I’ve known Nancy Porte for a long time. Probably about seven to eight years. Aside from her genuine niceness, she is one of those people who have the experience and insight to actually teach a teacher. Nancy is the VP of Global Customer Experience at Verint, a company that is focused on CX as its raison d’etre. And she’s really, really good at her job. But she is also really good at thinking through CX-related concepts and values. So, I’d pay attention to what she is saying here. There aren’t too many left-brained applications of right-brained concepts out there. But think about it: Both make it whole-brained. (Here is a link to Verint’s CX video that has Nancy in some clips)
Your stage, Nancy.
We’ve all heard it before: It costs less to keep a customer than to obtain a new customer. Rather than add new logos, companies now understand the value of providing a positive customer experience to grow revenues from their existing customer base. After all, growth is hard to come by when you have dissatisfied customers leaving the stable.

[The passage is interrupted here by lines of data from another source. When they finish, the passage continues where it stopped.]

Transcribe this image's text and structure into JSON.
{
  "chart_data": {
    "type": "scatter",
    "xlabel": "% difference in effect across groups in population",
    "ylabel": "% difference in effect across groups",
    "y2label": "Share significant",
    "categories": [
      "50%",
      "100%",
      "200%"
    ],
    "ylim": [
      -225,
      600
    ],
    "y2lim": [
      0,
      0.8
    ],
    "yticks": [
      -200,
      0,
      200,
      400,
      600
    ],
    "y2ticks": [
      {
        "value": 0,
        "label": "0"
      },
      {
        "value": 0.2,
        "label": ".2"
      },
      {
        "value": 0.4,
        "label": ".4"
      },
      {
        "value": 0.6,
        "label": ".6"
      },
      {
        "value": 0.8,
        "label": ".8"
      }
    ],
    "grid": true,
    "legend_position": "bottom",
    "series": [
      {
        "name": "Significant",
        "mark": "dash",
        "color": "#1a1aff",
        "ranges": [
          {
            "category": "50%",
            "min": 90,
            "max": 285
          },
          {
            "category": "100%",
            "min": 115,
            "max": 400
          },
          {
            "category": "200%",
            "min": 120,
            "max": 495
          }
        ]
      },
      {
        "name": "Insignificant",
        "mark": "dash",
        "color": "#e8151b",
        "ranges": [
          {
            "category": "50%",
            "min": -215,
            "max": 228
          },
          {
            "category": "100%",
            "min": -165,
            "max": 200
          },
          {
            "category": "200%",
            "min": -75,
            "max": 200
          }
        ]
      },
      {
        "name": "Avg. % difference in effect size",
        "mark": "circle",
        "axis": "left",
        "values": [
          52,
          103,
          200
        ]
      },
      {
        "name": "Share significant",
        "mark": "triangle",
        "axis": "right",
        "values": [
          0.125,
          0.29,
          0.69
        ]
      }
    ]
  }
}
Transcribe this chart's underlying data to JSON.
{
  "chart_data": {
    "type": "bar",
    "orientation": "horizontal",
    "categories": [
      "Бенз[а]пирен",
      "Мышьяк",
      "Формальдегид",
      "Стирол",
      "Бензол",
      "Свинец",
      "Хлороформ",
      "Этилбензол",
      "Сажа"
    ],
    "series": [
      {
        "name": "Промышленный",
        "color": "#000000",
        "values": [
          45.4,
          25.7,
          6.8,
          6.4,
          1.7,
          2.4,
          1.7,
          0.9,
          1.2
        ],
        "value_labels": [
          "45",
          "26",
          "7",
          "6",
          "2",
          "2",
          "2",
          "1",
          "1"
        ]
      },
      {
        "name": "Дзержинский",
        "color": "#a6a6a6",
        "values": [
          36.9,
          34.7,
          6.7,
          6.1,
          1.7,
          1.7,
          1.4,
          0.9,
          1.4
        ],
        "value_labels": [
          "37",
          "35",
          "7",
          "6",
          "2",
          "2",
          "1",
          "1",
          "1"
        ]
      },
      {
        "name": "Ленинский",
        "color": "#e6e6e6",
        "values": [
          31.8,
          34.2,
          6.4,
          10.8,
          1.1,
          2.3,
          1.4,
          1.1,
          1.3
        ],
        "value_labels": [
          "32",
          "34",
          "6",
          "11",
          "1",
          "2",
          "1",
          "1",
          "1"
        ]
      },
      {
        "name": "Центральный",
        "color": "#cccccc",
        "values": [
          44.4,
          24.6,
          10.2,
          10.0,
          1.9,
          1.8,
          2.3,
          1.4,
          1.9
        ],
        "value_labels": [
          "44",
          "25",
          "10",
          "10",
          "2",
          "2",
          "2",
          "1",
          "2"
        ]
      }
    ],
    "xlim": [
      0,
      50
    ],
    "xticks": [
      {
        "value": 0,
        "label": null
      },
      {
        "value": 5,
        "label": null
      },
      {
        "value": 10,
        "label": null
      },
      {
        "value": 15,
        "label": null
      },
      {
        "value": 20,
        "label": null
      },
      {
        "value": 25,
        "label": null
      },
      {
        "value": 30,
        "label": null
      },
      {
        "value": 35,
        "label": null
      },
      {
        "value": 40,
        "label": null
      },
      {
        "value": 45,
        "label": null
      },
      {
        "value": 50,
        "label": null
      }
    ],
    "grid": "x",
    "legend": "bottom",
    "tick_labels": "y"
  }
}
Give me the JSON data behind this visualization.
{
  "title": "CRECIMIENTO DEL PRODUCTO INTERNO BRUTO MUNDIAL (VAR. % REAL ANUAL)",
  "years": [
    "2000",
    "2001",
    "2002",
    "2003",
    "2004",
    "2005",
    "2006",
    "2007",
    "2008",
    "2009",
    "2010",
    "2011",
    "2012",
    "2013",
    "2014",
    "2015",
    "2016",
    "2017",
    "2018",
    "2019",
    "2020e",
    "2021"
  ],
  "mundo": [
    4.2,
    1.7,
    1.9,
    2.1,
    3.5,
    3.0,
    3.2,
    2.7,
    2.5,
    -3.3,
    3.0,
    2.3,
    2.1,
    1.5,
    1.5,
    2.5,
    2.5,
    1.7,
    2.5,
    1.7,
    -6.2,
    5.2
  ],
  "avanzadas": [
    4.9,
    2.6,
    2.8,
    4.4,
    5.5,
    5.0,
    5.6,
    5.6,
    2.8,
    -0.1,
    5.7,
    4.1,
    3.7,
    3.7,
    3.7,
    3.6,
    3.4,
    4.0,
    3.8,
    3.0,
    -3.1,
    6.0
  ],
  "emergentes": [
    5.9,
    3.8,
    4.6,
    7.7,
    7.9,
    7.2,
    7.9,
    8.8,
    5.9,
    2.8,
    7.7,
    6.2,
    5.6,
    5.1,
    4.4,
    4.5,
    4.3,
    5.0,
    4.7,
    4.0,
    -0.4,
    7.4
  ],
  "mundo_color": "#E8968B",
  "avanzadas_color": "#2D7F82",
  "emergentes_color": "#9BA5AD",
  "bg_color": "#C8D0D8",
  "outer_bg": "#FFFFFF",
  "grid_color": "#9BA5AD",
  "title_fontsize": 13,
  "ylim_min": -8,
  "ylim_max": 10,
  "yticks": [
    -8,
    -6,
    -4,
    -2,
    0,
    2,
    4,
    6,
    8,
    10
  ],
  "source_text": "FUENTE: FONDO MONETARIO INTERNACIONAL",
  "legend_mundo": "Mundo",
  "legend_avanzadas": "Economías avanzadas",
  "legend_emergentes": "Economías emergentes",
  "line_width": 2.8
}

Enterprise customer experience (CX) initiatives, designed to boost customer satisfaction and loyalty, have become part of the corporate landscape. In general, organizations know these initiatives are worthwhile — but to what extent? And what specific actions move the mark?
Business leaders who approve business plans – and funding – are focused on supporting overarching organizational goals of cost containment and revenue growth. Customer experience initiatives aren’t immune to the need for business justification. As we move toward the emergence of data-driven predictive models, we need to understand, what is the financial upside of a happy customer? And what are the specific dials to turn to get existing customers to buy more from your company?